LINCOLN, Neb. -- May is National Preeclampsia Awareness Month.

Stephanie Reikofski is the chair for the Nebraska Promise Walk for Preeclampsia. She's organizing the event after losing her sister Jeni to HELLP syndrome--just hours after she gave birth. HELLP stands for Hemolysis, Elevated Liver enzymes, & Low Platelets. It’s a variation of preeclampsia. And while you may not have heard of preeclampsia or HELLP, disorders like these effect 5-8% of all pregnancies in the U.S. Sadly, they claim the lives of 76,000 mothers globally each year.

Reikofski said, "It was just one of those things you hear in passing so I didn't worry about it. I mean, the biggest thing I was worried about is is the baby going to be okay? How's the labor going to go? That sort of thing. I never even thought of preeclampsia."

Preeclampsia affects women while they’re pregnant or even after birth. It can cause problems with a mom’s liver, kidneys, even her brain. The hallmarks of preeclampsia are high blood pressure and protein in the mother’s urine. But today, doctors still don't know what causes preeclampsia, and there’s no cure. In fact, the only known treatment is birth.

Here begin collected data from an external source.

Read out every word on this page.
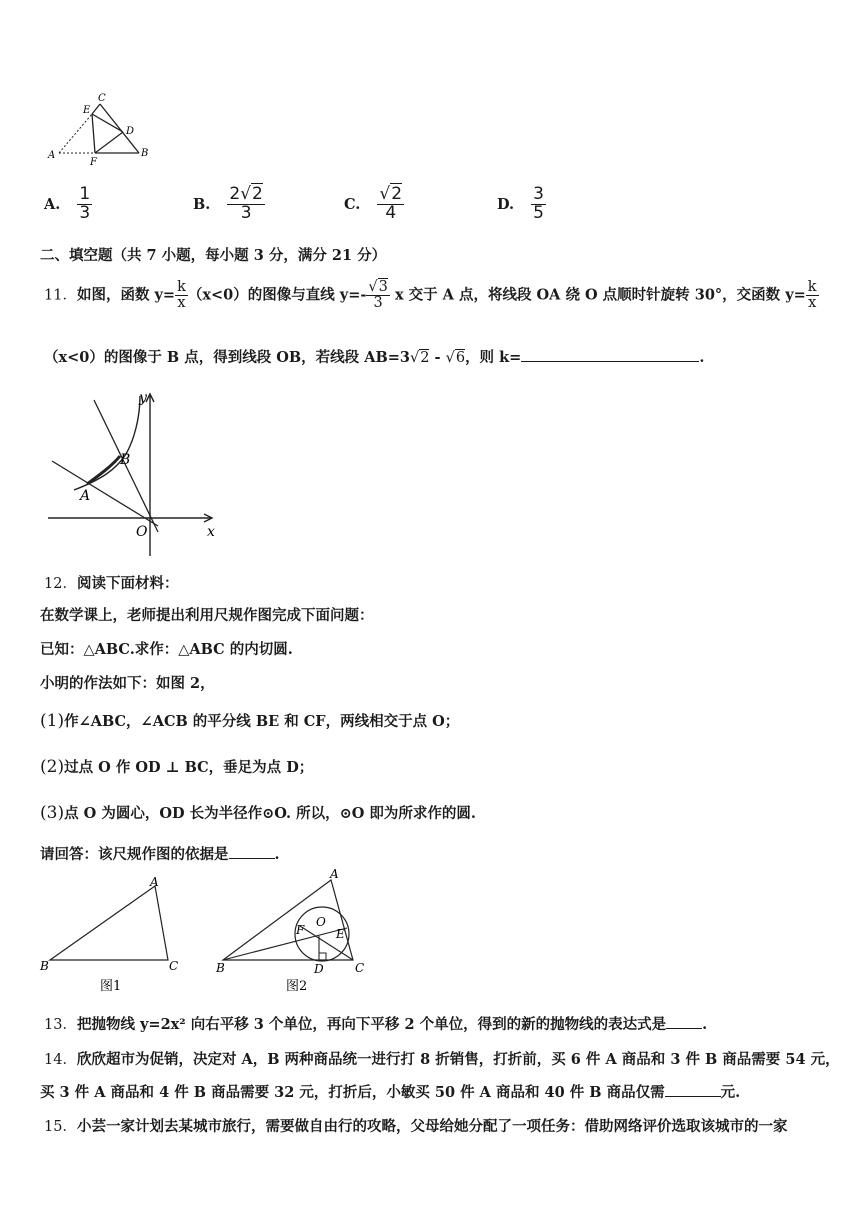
A	B
C
D
E
F
A. $\frac{1}{3}$	B. $\frac{2√2}{3}$	C. $\frac{√2}{4}$	D. $\frac{3}{5}$
二、填空题（共 7 小题，每小题 3 分，满分 21 分）
11．如图，函数 $y= \frac{k}{x} (x<0)$的图像与直线 $y=- \frac{√3}{3}$ x 交于 A 点，将线段 OA 绕 O 点顺时针旋转 30°，交函数 $y= \frac{k}{x}$
（x<0）的图像于 B 点，得到线段 OB，若线段 AB=3√2 - √6，则 k=	.
y
x
O
A
B
12．阅读下面材料：
在数学课上，老师提出利用尺规作图完成下面问题：
已知：△ABC.求作：△ABC 的内切圆.
小明的作法如下：如图 2，
(1)作∠ABC，∠ACB 的平分线 BE 和 CF，两线相交于点 O；
(2)过点 O 作 OD ⊥ BC，垂足为点 D；
(3)点 O 为圆心，OD 长为半径作⊙O. 所以，⊙O 即为所求作的圆.
请回答：该尺规作图的依据是	.
A
B	C
图1
A
B	C
D
E
F
O
图2
13．把抛物线 y=2x² 向右平移 3 个单位，再向下平移 2 个单位，得到的新的抛物线的表达式是 .
14．欣欣超市为促销，决定对 A，B 两种商品统一进行打 8 折销售，打折前，买 6 件 A 商品和 3 件 B 商品需要 54 元，
买 3 件 A 商品和 4 件 B 商品需要 32 元，打折后，小敏买 50 件 A 商品和 40 件 B 商品仅需	元.
15．小芸一家计划去某城市旅行，需要做自由行的攻略，父母给她分配了一项任务：借助网络评价选取该城市的一家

"People often get stuck on this myth that delivery is the cure for preeclampsia and that is not true. Delivery is a treatment but it is not instantly and always halt what's happening," said Eleni Tsigas the CEO for the Preeclampsia Foundation.

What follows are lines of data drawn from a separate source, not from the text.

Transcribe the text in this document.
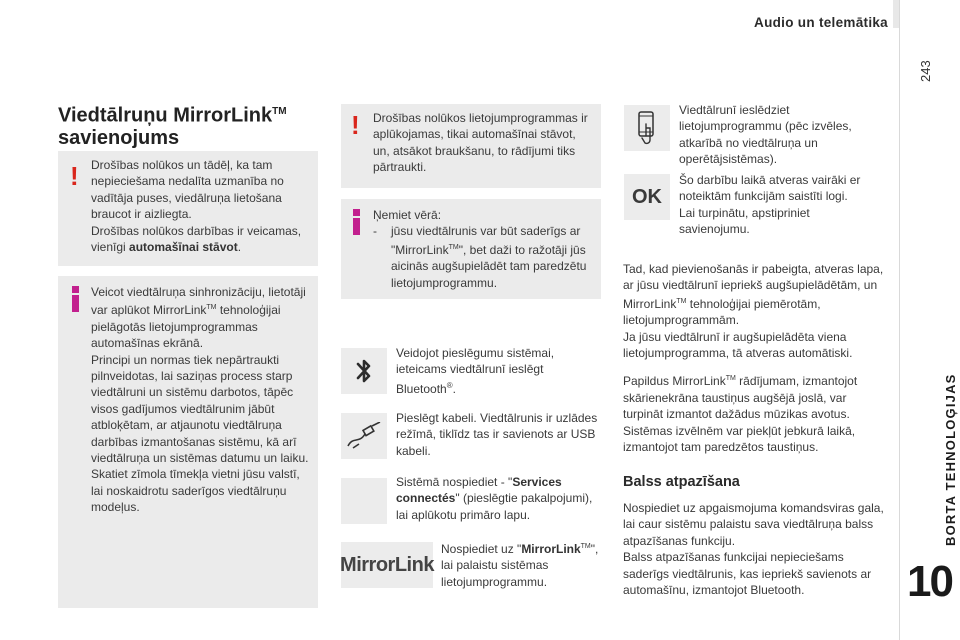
Audio un telemātika
243
BORTA TEHNOLOĢIJAS
10
Viedtālruņu MirrorLink™
savienojums
! Drošības nolūkos un tādēļ, ka tam nepieciešama nedalīta uzmanība no vadītāja puses, viedālruņa lietošana braucot ir aizliegta.
Drošības nolūkos darbības ir veicamas, vienīgi automašīnai stāvot.

Veicot viedtālruņa sinhronizāciju, lietotāji var aplūkot MirrorLink™ tehnoloģijai pielāgotās lietojumprogrammas automašīnas ekrānā.
Principi un normas tiek nepārtraukti pilnveidotas, lai saziņas process starp viedtālruni un sistēmu darbotos, tāpēc visos gadījumos viedtālrunim jābūt atbloķētam, ar atjaunotu viedtālruņa darbības izmantošanas sistēmu, kā arī viedtālruņa un sistēmas datumu un laiku.
Skatiet zīmola tīmekļa vietni jūsu valstī, lai noskaidrotu saderīgos viedtālruņu modeļus.

! Drošības nolūkos lietojumprogrammas ir aplūkojamas, tikai automašīnai stāvot, un, atsākot braukšanu, to rādījumi tiks pārtraukti.

Ņemiet vērā:

-	jūsu viedtālrunis var būt saderīgs ar "MirrorLink™", bet daži to ražotāji jūs aicinās augšupielādēt tam paredzētu lietojumprogrammu.

Veidojot pieslēgumu sistēmai, ieteicams viedtālrunī ieslēgt Bluetooth®.

Pieslēgt kabeli. Viedtālrunis ir uzlādes režīmā, tiklīdz tas ir savienots ar USB kabeli.

Sistēmā nospiediet - "Services connectés" (pieslēgtie pakalpojumi), lai aplūkotu primāro lapu.

MirrorLink

Nospiediet uz "MirrorLink™", lai palaistu sistēmas lietojumprogrammu.

Viedtālrunī ieslēdziet lietojumprogrammu (pēc izvēles, atkarībā no viedtālruņa un operētājsistēmas).

OK

Šo darbību laikā atveras vairāki er noteiktām funkcijām saistīti logi.
Lai turpinātu, apstipriniet savienojumu.

Tad, kad pievienošanās ir pabeigta, atveras lapa, ar jūsu viedtālrunī iepriekš augšupielādētām, un MirrorLink™ tehnoloģijai piemērotām, lietojumprogrammām.
Ja jūsu viedtālrunī ir augšupielādēta viena lietojumprogramma, tā atveras automātiski.

Papildus MirrorLink™ rādījumam, izmantojot skārienekrāna taustiņus augšējā joslā, var turpināt izmantot dažādus mūzikas avotus.
Sistēmas izvēlnēm var piekļūt jebkurā laikā, izmantojot tam paredzētos taustiņus.

Balss atpazīšana

Nospiediet uz apgaismojuma komandsviras gala, lai caur sistēmu palaistu sava viedtālruņa balss atpazīšanas funkciju.
Balss atpazīšanas funkcijai nepieciešams saderīgs viedtālrunis, kas iepriekš savienots ar automašīnu, izmantojot Bluetooth.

Tsigas is a two-time preeclampsia survivor and understands the dangers of the disorder firsthand.

"Blood pressure In this day in age is so rampant, so many people have high blood pressure, a lot of them are on medication for it, their medication controls it," said Tsigas.

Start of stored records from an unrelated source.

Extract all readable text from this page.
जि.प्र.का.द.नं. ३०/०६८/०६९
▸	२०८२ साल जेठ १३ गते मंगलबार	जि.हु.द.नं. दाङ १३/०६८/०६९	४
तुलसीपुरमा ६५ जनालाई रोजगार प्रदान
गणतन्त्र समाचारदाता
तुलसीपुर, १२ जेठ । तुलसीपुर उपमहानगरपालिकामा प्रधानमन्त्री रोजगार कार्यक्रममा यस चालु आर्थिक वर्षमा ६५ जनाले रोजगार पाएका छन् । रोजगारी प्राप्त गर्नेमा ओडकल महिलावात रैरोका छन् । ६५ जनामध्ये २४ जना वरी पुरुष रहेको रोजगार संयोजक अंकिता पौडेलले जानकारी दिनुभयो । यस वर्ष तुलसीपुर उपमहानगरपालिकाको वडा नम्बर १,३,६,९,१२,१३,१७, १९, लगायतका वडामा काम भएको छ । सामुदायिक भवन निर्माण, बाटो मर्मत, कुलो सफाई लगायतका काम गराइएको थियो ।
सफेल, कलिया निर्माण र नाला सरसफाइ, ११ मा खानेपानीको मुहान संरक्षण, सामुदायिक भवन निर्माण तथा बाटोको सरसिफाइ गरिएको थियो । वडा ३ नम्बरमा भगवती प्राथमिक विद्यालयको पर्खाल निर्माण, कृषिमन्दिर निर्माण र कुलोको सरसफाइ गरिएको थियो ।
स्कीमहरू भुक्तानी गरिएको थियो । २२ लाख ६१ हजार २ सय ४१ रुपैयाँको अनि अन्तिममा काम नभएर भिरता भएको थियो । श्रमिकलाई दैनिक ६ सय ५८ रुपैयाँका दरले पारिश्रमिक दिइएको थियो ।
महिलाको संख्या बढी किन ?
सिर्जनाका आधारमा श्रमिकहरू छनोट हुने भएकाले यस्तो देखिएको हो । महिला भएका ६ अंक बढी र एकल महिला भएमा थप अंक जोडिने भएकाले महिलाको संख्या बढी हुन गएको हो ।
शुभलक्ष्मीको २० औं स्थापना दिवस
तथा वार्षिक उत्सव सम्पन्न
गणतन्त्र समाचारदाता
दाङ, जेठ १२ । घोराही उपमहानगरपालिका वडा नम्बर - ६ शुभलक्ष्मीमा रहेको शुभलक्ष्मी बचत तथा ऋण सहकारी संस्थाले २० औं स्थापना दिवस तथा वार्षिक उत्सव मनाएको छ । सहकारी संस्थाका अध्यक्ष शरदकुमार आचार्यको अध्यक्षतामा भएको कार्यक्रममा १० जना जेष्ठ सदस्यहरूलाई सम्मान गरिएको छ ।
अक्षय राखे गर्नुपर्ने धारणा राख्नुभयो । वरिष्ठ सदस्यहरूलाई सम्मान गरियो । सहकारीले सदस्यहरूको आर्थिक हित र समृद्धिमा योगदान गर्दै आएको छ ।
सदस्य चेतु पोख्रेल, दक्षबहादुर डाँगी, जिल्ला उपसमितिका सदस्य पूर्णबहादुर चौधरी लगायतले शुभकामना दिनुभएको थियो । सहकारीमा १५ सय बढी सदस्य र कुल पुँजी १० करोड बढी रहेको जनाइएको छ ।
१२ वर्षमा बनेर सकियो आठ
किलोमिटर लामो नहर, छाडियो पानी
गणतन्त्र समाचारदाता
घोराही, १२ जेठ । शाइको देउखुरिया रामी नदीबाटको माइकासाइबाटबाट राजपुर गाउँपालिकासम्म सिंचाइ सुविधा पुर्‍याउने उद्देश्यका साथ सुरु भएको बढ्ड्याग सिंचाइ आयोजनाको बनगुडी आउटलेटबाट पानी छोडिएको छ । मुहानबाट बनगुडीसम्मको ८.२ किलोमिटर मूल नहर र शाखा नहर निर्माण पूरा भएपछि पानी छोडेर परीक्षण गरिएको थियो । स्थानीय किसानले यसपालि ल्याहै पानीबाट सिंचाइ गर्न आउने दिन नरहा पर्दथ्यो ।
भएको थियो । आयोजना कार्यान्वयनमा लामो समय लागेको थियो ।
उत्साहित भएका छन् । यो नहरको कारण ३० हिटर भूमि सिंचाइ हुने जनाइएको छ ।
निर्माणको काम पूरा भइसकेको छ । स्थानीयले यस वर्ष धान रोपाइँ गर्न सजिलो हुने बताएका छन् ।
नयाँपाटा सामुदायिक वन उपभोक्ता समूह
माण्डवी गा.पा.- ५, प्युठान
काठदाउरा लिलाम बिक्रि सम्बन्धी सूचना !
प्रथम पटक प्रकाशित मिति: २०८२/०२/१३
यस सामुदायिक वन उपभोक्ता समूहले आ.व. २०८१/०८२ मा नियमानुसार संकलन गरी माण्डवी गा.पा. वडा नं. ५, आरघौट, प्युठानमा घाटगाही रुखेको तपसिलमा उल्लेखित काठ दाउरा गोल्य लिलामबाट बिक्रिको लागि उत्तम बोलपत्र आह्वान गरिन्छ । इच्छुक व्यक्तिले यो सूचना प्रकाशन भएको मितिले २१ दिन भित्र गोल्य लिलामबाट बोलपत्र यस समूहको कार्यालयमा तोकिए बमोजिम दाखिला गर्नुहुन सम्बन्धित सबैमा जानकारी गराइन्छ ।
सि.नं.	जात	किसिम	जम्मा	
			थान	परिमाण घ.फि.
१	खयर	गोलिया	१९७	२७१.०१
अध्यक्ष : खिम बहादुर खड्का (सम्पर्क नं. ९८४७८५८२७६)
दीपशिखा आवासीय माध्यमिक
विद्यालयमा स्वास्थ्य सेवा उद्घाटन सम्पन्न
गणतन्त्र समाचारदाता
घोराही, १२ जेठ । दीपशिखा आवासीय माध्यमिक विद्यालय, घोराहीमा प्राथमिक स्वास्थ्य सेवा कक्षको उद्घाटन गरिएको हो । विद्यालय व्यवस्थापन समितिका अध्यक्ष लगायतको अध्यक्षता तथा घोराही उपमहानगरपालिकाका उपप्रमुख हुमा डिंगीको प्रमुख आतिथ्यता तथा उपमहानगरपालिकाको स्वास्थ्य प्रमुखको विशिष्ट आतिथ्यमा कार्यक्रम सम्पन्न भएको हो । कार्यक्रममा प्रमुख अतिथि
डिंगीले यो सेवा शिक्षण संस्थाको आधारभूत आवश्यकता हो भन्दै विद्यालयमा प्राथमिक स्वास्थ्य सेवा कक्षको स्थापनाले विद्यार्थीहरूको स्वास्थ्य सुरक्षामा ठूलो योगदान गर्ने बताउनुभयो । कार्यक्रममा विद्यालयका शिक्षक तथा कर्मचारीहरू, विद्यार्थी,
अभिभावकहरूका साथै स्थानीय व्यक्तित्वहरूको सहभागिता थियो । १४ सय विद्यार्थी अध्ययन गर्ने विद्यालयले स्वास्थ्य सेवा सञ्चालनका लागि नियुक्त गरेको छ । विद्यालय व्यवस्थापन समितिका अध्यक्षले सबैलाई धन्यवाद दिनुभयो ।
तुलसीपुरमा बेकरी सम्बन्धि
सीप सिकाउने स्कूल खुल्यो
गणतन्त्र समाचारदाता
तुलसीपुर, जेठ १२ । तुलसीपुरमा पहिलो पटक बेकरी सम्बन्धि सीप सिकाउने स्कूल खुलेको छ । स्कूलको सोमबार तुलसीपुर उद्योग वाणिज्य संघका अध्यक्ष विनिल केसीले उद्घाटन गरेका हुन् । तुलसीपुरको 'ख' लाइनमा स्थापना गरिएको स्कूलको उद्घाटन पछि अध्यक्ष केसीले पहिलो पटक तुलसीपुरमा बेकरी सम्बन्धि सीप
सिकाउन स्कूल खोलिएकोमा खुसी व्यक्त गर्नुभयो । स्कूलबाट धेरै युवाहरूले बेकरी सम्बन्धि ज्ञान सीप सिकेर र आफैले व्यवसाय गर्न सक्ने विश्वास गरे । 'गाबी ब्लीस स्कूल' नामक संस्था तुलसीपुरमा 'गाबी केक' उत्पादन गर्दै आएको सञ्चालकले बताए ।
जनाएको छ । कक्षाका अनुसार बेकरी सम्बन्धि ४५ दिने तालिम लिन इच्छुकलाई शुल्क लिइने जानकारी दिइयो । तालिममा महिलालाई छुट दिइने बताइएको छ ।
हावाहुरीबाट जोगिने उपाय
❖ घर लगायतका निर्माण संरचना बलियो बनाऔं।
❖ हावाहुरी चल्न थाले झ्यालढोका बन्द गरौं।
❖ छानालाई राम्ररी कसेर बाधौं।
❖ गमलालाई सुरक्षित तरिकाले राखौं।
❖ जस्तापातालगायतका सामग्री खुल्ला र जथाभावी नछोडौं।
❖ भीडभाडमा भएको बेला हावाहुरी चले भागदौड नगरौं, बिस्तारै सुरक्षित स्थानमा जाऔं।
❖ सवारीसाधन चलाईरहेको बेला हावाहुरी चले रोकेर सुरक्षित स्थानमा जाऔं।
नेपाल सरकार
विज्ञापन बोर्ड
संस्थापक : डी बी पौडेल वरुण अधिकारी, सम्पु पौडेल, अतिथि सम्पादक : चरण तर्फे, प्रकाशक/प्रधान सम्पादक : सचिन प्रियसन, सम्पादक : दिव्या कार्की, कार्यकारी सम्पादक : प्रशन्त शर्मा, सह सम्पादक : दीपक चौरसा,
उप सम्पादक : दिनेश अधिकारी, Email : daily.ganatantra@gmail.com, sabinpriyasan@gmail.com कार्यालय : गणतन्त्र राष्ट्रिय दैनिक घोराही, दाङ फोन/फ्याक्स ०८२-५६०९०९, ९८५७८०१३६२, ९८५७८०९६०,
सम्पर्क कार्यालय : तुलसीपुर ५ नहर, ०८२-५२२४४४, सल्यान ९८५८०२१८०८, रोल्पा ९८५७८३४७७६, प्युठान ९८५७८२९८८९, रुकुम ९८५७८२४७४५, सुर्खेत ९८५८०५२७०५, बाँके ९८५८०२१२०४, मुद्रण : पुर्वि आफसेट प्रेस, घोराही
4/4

"As a society we need to recognize that high blood pressure in and around pregnancy is not your mother's blood pressure or your father's blood pressure. It is a serious life-threatening situation. These women are having strokes or they're having hemorrhages, uncontrollable hemorrhages. All of these things are due to high blood pressure."

The Foundation works to educate patients and to improve healthcare procedures based on what is known - but says research is key.

"We still don't know what causes this. We still don't have a treatment other than delivering a baby, which is not a great treatment if that baby is not ready to be born yet. So research is a parallel part of this mission where we need to drive research forward and get better answers," Tsigas added.

That’s why Jeni’s family has gotten involved in the promise walk - the Preeclampsia Foundation's signature fundraising event. They’re walking and raising money for research in hopes that someday preeclampsia won’t be a life-threatening condition...

"It's important to me to raise awareness about how preeclampsia because I don't want to see another family have to live without a mom without a wife without a sister or daughter. My sister was so excited to be a mom," said Reikofski.